Does anyone really think any of the money going toward “climate change” is making a difference or ever will?
Even if America were to acquiesce to even the strongest emissions standards do you really think China and other developing countries will?
When is the last time (other than two paragraphs ago) you heard anything about saving the rainforest? It was the thing to save 25 years ago.
The rainforest is even more endangered now as are its inhabitants, but public interest has waned. Now corporate environmental saviors in various charities and governments around the world have found something more lucrative—climate change.
Ironically, the rainforest loss is linked to climate change, but you can’t get poor countries in South America to pay billions for protecting forest lands. You can however syphon billions out of the western world for the grandiose idea of reducing carbon emissions.
Remember—it’s all about the money.
We are allowing animals including all subspecies of tigers, all varieties of rhinoceros, the vaquita porpoise and a host of other highly vulnerable animals to slip into extinction with little or no mainstream interest in funding their protection.
The so-called “green movement” people constantly say they care about wildlife and the environment, but if they had been watching more closely, species such as the vaquita would not be down to 30 specimens. Their problem is poaching, and if someone had jumped on the issue 20 years ago things would be radically different.
But that was about the time focus shifted from the rainforest to “global warming” which has now morphed into “climate change”. That way if they find out temperatures are actually decreasing they can save face. “Climate change” gives them a lot of leeway.
I have nothing against trying to reduce carbon emissions.
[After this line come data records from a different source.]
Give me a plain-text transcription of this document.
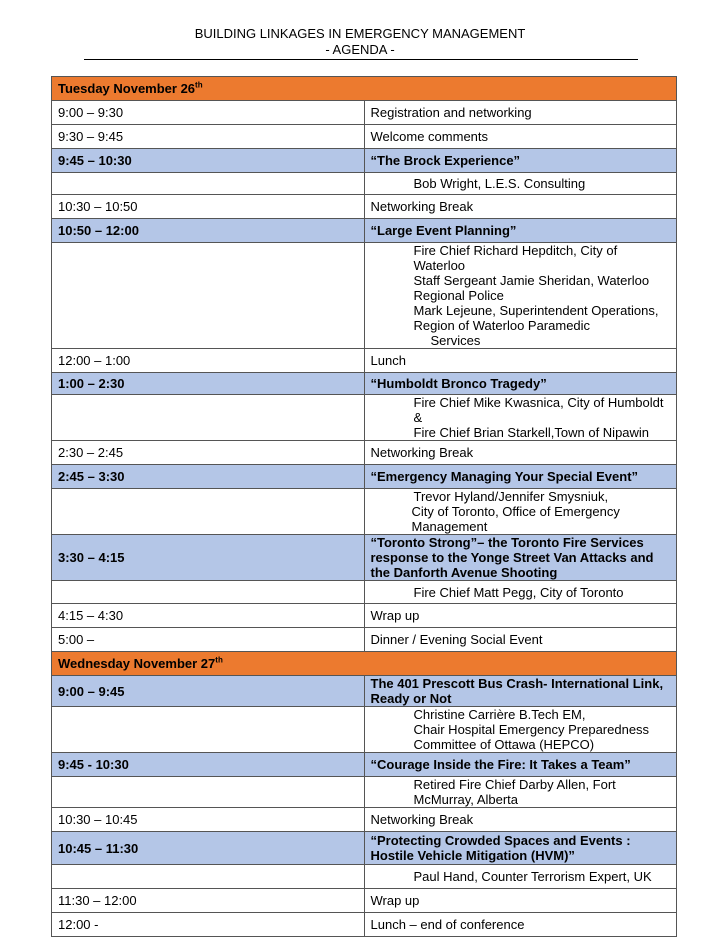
BUILDING LINKAGES IN EMERGENCY MANAGEMENT
- AGENDA -
Tuesday November 26th
9:00 – 9:30	Registration and networking
9:30 – 9:45	Welcome comments
9:45 – 10:30	“The Brock Experience”

	Bob Wright, L.E.S. Consulting

10:30 – 10:50	Networking Break
10:50 – 12:00	“Large Event Planning”

	Fire Chief Richard Hepditch, City of Waterloo
Staff Sergeant Jamie Sheridan, Waterloo Regional Police
Mark Lejeune, Superintendent Operations, Region of Waterloo Paramedic
Services

12:00 – 1:00	Lunch
1:00 – 2:30	“Humboldt Bronco Tragedy”

	Fire Chief Mike Kwasnica, City of Humboldt &
Fire Chief Brian Starkell,Town of Nipawin

2:30 – 2:45	Networking Break
2:45 – 3:30	“Emergency Managing Your Special Event”

	Trevor Hyland/Jennifer Smysniuk,
City of Toronto, Office of Emergency Management

3:30 – 4:15	“Toronto Strong”– the Toronto Fire Services response to the Yonge Street Van Attacks and the Danforth Avenue Shooting

	Fire Chief Matt Pegg, City of Toronto

4:15 – 4:30	Wrap up
5:00 –	Dinner / Evening Social Event
Wednesday November 27th
9:00 – 9:45	The 401 Prescott Bus Crash- International Link, Ready or Not

	Christine Carrière B.Tech EM,
Chair Hospital Emergency Preparedness Committee of Ottawa (HEPCO)

9:45 - 10:30	“Courage Inside the Fire: It Takes a Team”

	Retired Fire Chief Darby Allen, Fort McMurray, Alberta

10:30 – 10:45	Networking Break
10:45 – 11:30	“Protecting Crowded Spaces and Events : Hostile Vehicle Mitigation (HVM)”

	Paul Hand, Counter Terrorism Expert, UK

11:30 – 12:00	Wrap up
12:00 -	Lunch – end of conference
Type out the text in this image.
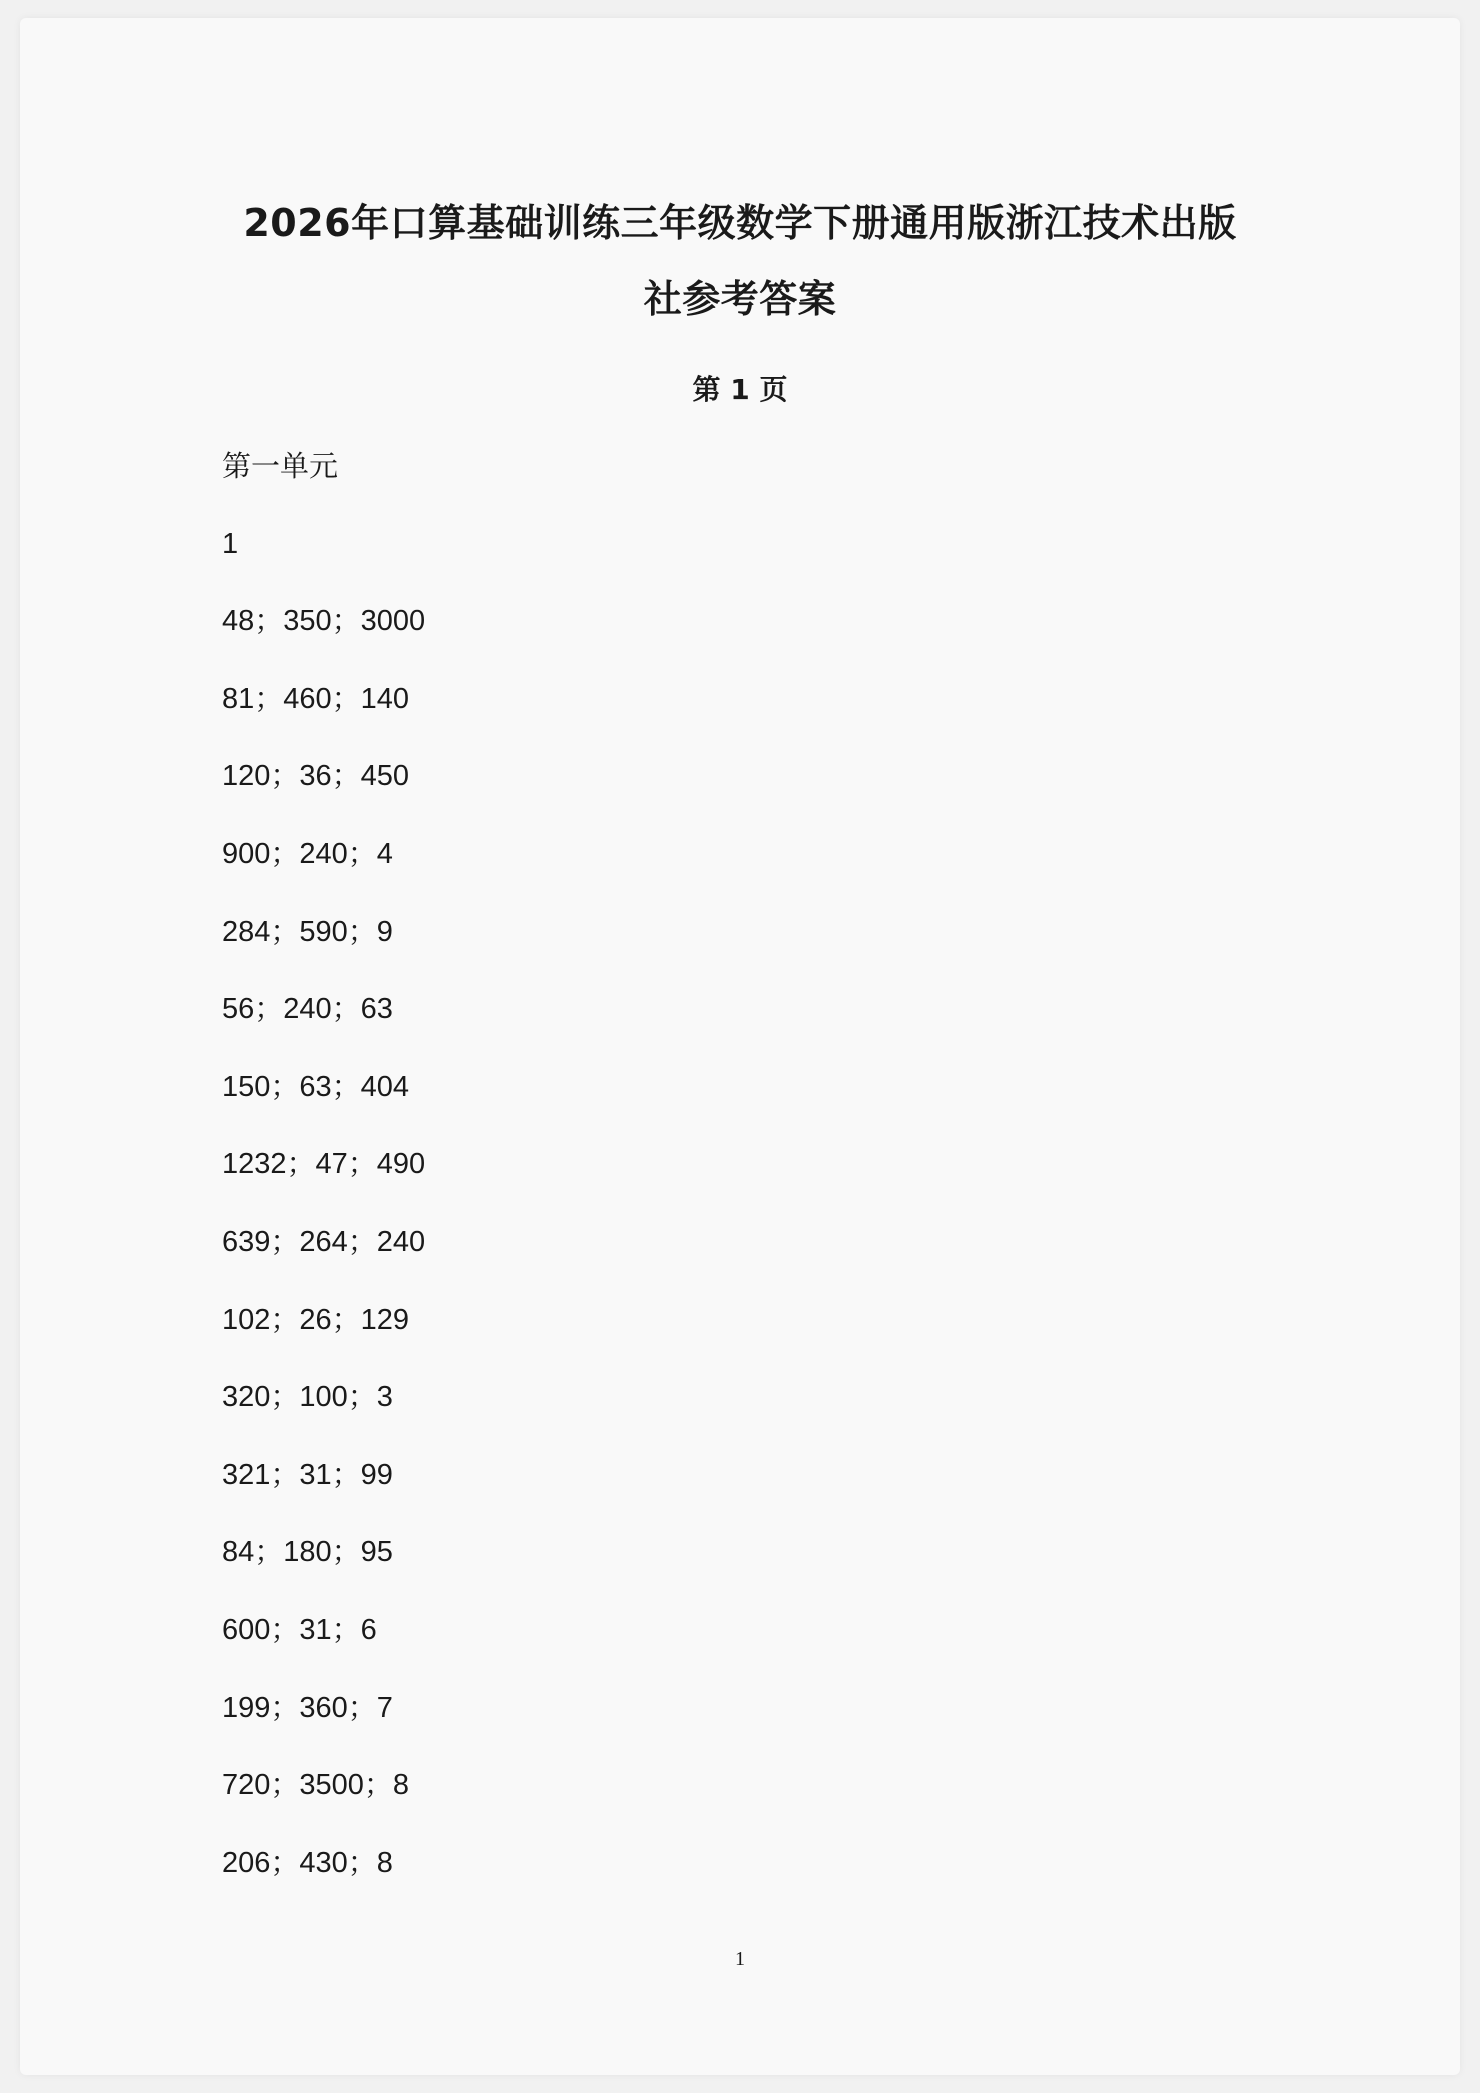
2026年口算基础训练三年级数学下册通用版浙江技术出版
社参考答案
第 1 页
第一单元
1
48；350；3000
81；460；140
120；36；450
900；240；4
284；590；9
56；240；63
150；63；404
1232；47；490
639；264；240
102；26；129
320；100；3
321；31；99
84；180；95
600；31；6
199；360；7
720；3500；8
206；430；8
1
It needs to happen across the board.
I do have a problem with some of the rarest animals, plants and habitats disappearing when just a fraction of the funds fattening the pockets of the climate change hierarchy would make a radical difference in their survival.
Stop being naive.
We will not make a dent in actual carbon emissions, but many will have a dent in their pocketbook because you believed the sales pitch of people with agendas other than true conservation.
I highly advise investing in small conservation projects that are directly saving habitat from destruction, aiding anti-poaching crusades and funding research that could save endangered species.
“Aim small, miss small” is a key tenet of accurate shooting.
It’s also a good way to think about efforts to save the planet’s rarest animals and habitats.